Naming pollution is real.  It’s a real problem.  First anti-malware/AV malware detection names, now APT group names – and their campaigns – and their malware.  Analysts are in love with names – and marketing is in love with their names.

You see, naming is powerful.  It’s why we agonize over a child’s name.  It’s why (in the Judeo-Christian tradition) God’s name was truncated and not to be uttered.  At about 2 years old we start learning the names of things and are able to start uttering them back.  This gives us power, because when the 2-year-old is able communicate a thing’s name – we give it to them!  It’s powerful to a 2-year-old and that same power follows us throughout life – see “name dropping” – or the honor of naming a new geographic/astrological feature.

EveryoneGetsAName

It’s followed us into the information security space – for both good and bad.  You see, we need names.  Names are important.  It’s part of how we organize cognitive information and make sense of our world – through abstraction.  It’s important to how we communicate.  But, like any power, it can be misused and misappropriated.  Every organization now loves to name “adversaries,” “actors,” “activity groups,” or whatever you call them.  They can blog about it, tweet about it, produce nice glossy materials and presentations.  It gives them power – because that’s what names do.

The problem isn’t names, it’s the power we attribute to them and their use in our analysis.  When ThreatToe calls something BRUCESPRINGSTEEN and CyberCoffin identifies a similar activity and names it PEARLJAM, everyone else starts updating their “Rosetta Stone” and makes the association BRUCESPRINGSTEEN = PEARLJAM.  Everyone else now starts attributing their intelligence to these two named groups.  But, nobody actually knows what the heck these things are aside from a few properties (e.g. IPs/domains/capabilities/etc).  That is not enough to understand.

I can’t tell you how many time’s I’ve heard: “Did you see the recent report from CyberVendor – can you believe they attributed that activity to PEARLJAM?!  That is clearly STEVIEWONDER – those guys don’t know what they’re talking about.”  The problem with that statement is that assumes: (1) you actually know what you’re talking about (you’ve correct correlated activity) and (2) you understand their definition of PEARLJAM.  Within their own analytic definition the correlation could be absolutely correct.  It’s that we’ve made unfounded assumptions and assigned too much power to the names.

NamesEverywhereBut, WHY CAN’T WE JUST ALL AGREE ON NAMES!!!!! (as this is usually said in an elevated tone and usually while slightly-intoxicated)  Because we can’t.  That’s why.  It’s not about the names.  The names are just crutches – simple monikers for what is very complex activity and analytic associations which we still don’t know how to define properly.  To understand this, you need to understand how we’re actually defining, correlating, and classifying these into groups – read the Diamond Model section 9 for this information.

The simple answer: it’s hard enough to correlate activity consistently within a 10 person team let alone across a variety of organizations.  The complex answer: correlation and classification is a complex analytic problem which requires us to share the same grouping function and feature vector.

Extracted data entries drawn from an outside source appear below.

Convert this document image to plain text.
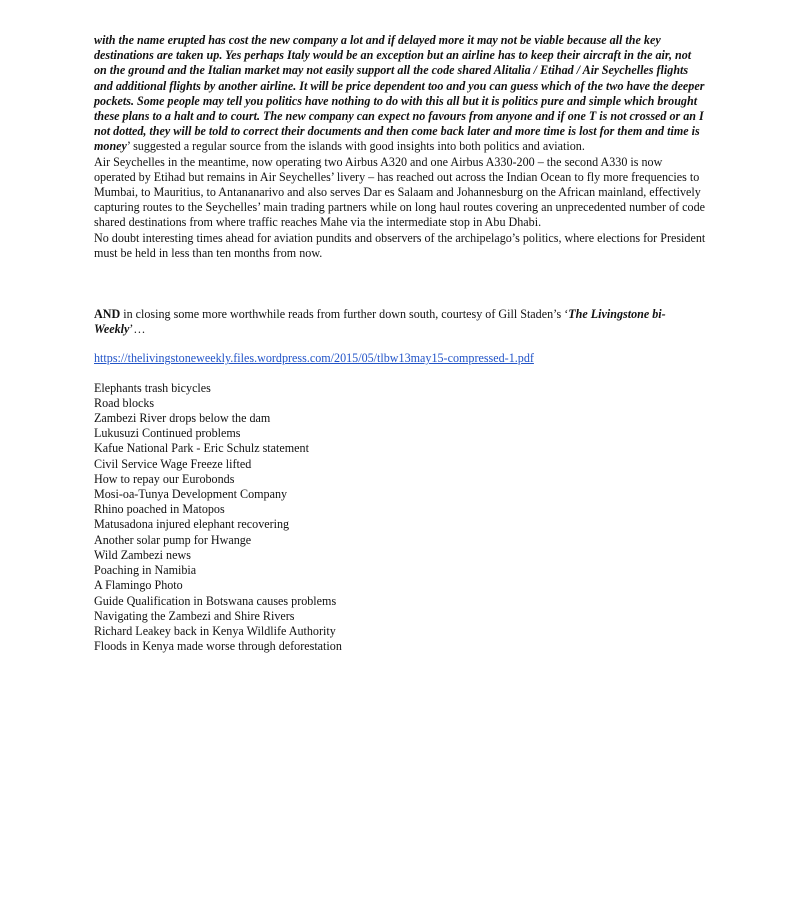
with the name erupted has cost the new company a lot and if delayed more it may not be viable because all the key destinations are taken up. Yes perhaps Italy would be an exception but an airline has to keep their aircraft in the air, not on the ground and the Italian market may not easily support all the code shared Alitalia / Etihad / Air Seychelles flights and additional flights by another airline. It will be price dependent too and you can guess which of the two have the deeper pockets. Some people may tell you politics have nothing to do with this all but it is politics pure and simple which brought these plans to a halt and to court. The new company can expect no favours from anyone and if one T is not crossed or an I not dotted, they will be told to correct their documents and then come back later and more time is lost for them and time is money’ suggested a regular source from the islands with good insights into both politics and aviation.

Air Seychelles in the meantime, now operating two Airbus A320 and one Airbus A330-200 – the second A330 is now operated by Etihad but remains in Air Seychelles’ livery – has reached out across the Indian Ocean to fly more frequencies to Mumbai, to Mauritius, to Antananarivo and also serves Dar es Salaam and Johannesburg on the African mainland, effectively capturing routes to the Seychelles’ main trading partners while on long haul routes covering an unprecedented number of code shared destinations from where traffic reaches Mahe via the intermediate stop in Abu Dhabi.

No doubt interesting times ahead for aviation pundits and observers of the archipelago’s politics, where elections for President must be held in less than ten months from now.

AND in closing some more worthwhile reads from further down south, courtesy of Gill Staden’s ‘The Livingstone bi-Weekly’…

https://thelivingstoneweekly.files.wordpress.com/2015/05/tlbw13may15-compressed-1.pdf

Elephants trash bicycles
Road blocks
Zambezi River drops below the dam
Lukusuzi Continued problems
Kafue National Park - Eric Schulz statement
Civil Service Wage Freeze lifted
How to repay our Eurobonds
Mosi-oa-Tunya Development Company
Rhino poached in Matopos
Matusadona injured elephant recovering
Another solar pump for Hwange
Wild Zambezi news
Poaching in Namibia
A Flamingo Photo
Guide Qualification in Botswana causes problems
Navigating the Zambezi and Shire Rivers
Richard Leakey back in Kenya Wildlife Authority
Floods in Kenya made worse through deforestation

What we shouldn’t do is to start using each other’s names – because, again, it’s not about the names.  If you begin to use the names of others you start to take on their “analytic baggage” as well since you are now intimately associating your analysis with theirs.  This means you may also take on their errors and mis-associations.  Further, it may mean that you agree with their attribution.  Its highly unlikely that you’ll want intertwine your analysis with that of others whose you don’t really understand.

Instead, we need to rely on definitions.  We need to openly share our correlation and classification logic and the feature vectors which we’re applying.  But to those who are now saying, “Finally! An answer!  Let’s just share this!” sorry, it’s not a silver bullet.  Because, the feature vector is highly dependent on visibility.  For instance, some organizations have excellent network visibility, some have outstanding host visibility, others may have great capability/malware visibility, etc.  It means that generally, I need the same visibility as another organization to effectively use the shared functions to produce accurate output.

So, reader, here I am, telling you about this problem forcing poor analytic practices on daily basis causing us all these issues but without a real solution in sight.  Yes, I think that sharing our definitions will get a LONG way towards improving correlation across organizations and giving those names real value – but it is by no means a silver bullet.  I’m a proponent of this approach (over pure name/Rosetta stone work) but I know we’ll still spend hours on the phone or in a side conversation at a conference hashing all of this out anyways.  But maybe, just maybe, it will reduce some analytic errors – and if that is the case it is better than what we have today.